To this letter the plaintiff replied July 9, 1925, as follows:

"Regarding Mr. Brooks and his commissions, will say, I am sure there must have been a misunderstanding, as of course I never told him that you would pay an agent all his commissions at the close of every month, otherwise I would have asked you for the back commissions due me. I regret that he understood it that way for I think he is a good man for us. My brother here understands it as I do, that you will advance the weekly allowance and pay the balance of their commissions when youhave received your pay from the customer."

Since these parties at the very outset clearly and *212 definitely placed a meaning upon the word "sale" which, with the exception of money advanced to meet expenses, did not entitle the agent to demand his commission until the defendant received its pay from the purchaser, we are bound to accept such construction as proper and binding upon the parties.McIntosh v. Groomes, 227 Mich. 215. The failure to do this in the trial court was prejudicial error and enabled the plaintiff to recover commissions incident to orders which, without fault on the defendant's part, were never filled, or at least orders for which the defendant never received pay. The foregoing holding should not be construed to mean that merely for its own convenience or without just cause the defendant could cancel or neglect to fill bona fide orders procured by the plaintiff and accepted by the defendant, even though the filling of such orders would result in a financial loss to the defendant. As a matter of law, the defendant had no right to arbitrarily deprive the plaintiff of his commission. 1 Mechem on Agency (2d Ed.), § 1536; Parker v. Walker, 86 Tenn. 566 (8 S.W. 391). The defendant was bound by its contract "to fill all such (accepted) orders with all practical dispatch." It was required to exercise diligence and good faith in its efforts to fill and collect the pay on all orders which it accepted from the plaintiff; but so long as the defendant proceeded "with all practical dispatch" and in good faith to complete the contracts arising from plaintiff's orders taken in the Ohio territory, the latter was not entitled to his commissions thereon until the customer paid the purchase price.

The remaining question presented by the assignments of error which merits consideration is whether prejudicial error was committed by receiving the testimony offered by the plaintiff incident to certain prize contests conducted by the defendant among its salesmen.
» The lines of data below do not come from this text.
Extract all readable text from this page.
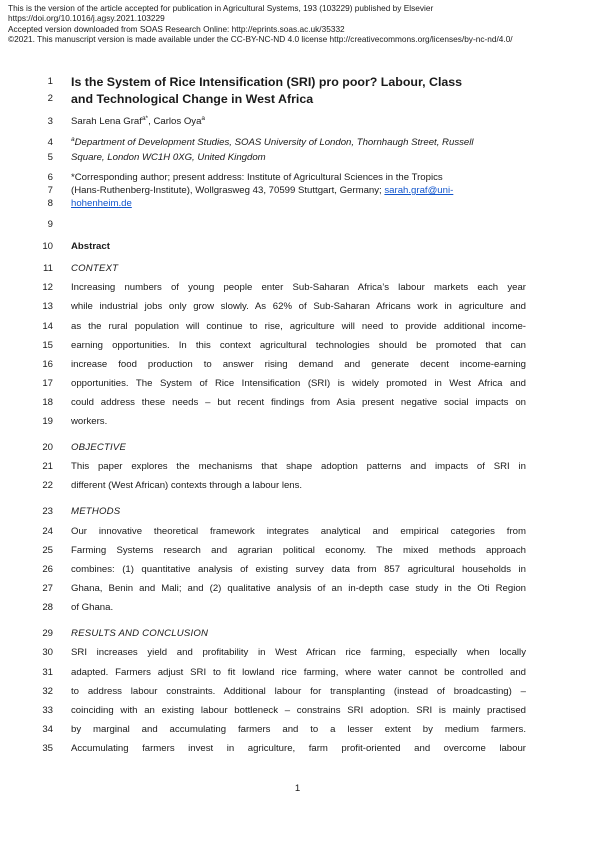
This is the version of the article accepted for publication in Agricultural Systems, 193 (103229) published by Elsevier
https://doi.org/10.1016/j.agsy.2021.103229
Accepted version downloaded from SOAS Research Online: http://eprints.soas.ac.uk/35332
©2021. This manuscript version is made available under the CC-BY-NC-ND 4.0 license http://creativecommons.org/licenses/by-nc-nd/4.0/
1 Is the System of Rice Intensification (SRI) pro poor? Labour, Class
2 and Technological Change in West Africa
3 Sarah Lena Graf$^{a*}$, Carlos Oya$^a$
4	$^a$Department of Development Studies, SOAS University of London, Thornhaugh Street, Russell
5 Square, London WC1H 0XG, United Kingdom
6 *Corresponding author; present address: Institute of Agricultural Sciences in the Tropics
7 (Hans-Ruthenberg-Institute), Wollgrasweg 43, 70599 Stuttgart, Germany; sarah.graf@uni-
8 hohenheim.de
9
10 Abstract
11 CONTEXT
12 Increasing numbers of young people enter Sub-Saharan Africa’s labour markets each year
13 while industrial jobs only grow slowly. As 62% of Sub-Saharan Africans work in agriculture and
14 as the rural population will continue to rise, agriculture will need to provide additional income-
15 earning opportunities. In this context agricultural technologies should be promoted that can
16 increase food production to answer rising demand and generate decent income-earning
17 opportunities. The System of Rice Intensification (SRI) is widely promoted in West Africa and
18 could address these needs – but recent findings from Asia present negative social impacts on
19 workers.
20 OBJECTIVE
21 This paper explores the mechanisms that shape adoption patterns and impacts of SRI in
22 different (West African) contexts through a labour lens.
23 METHODS
24 Our innovative theoretical framework integrates analytical and empirical categories from
25 Farming Systems research and agrarian political economy. The mixed methods approach
26 combines: (1) quantitative analysis of existing survey data from 857 agricultural households in
27 Ghana, Benin and Mali; and (2) qualitative analysis of an in-depth case study in the Oti Region
28 of Ghana.
29 RESULTS AND CONCLUSION
30 SRI increases yield and profitability in West African rice farming, especially when locally
31 adapted. Farmers adjust SRI to fit lowland rice farming, where water cannot be controlled and
32 to address labour constraints. Additional labour for transplanting (instead of broadcasting) –
33 coinciding with an existing labour bottleneck – constrains SRI adoption. SRI is mainly practised
34 by marginal and accumulating farmers and to a lesser extent by medium farmers.
35 Accumulating farmers invest in agriculture, farm profit-oriented and overcome labour
1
The plaintiff claimed this testimony was *213 material and relevant because it would disclose that certain sales were credited in these contests to the plaintiff by the defendant on which sales the defendant at the trial denied the plaintiff's right to recover commission. The record discloses that the number of points each salesman received in these contests depended upon his "total week's business" as indicated by the orders he sent in, regardless of the fact that some of these orders might be canceled after the contest period, or that the purchase price thereof might not be paid by the customer. In view of the construction hereinbefore placed upon this contract, it is evident that the testimony relative to "orders" credited to the plaintiff in these contests cannot be held to be competent proof of consummated "sales" such as would entitle the plaintiff to his compensation, and we think receiving this testimony was prejudicial error.

Because of the errors hereinbefore indicated, the judgment must be reversed and the case remanded for a new trial. The appellant will have costs of this court.

FELLOWS, WIEST, CLARK, McDONALD, and SHARPE, JJ., concurred.

The late Chief Justice FLANNIGAN did not sit.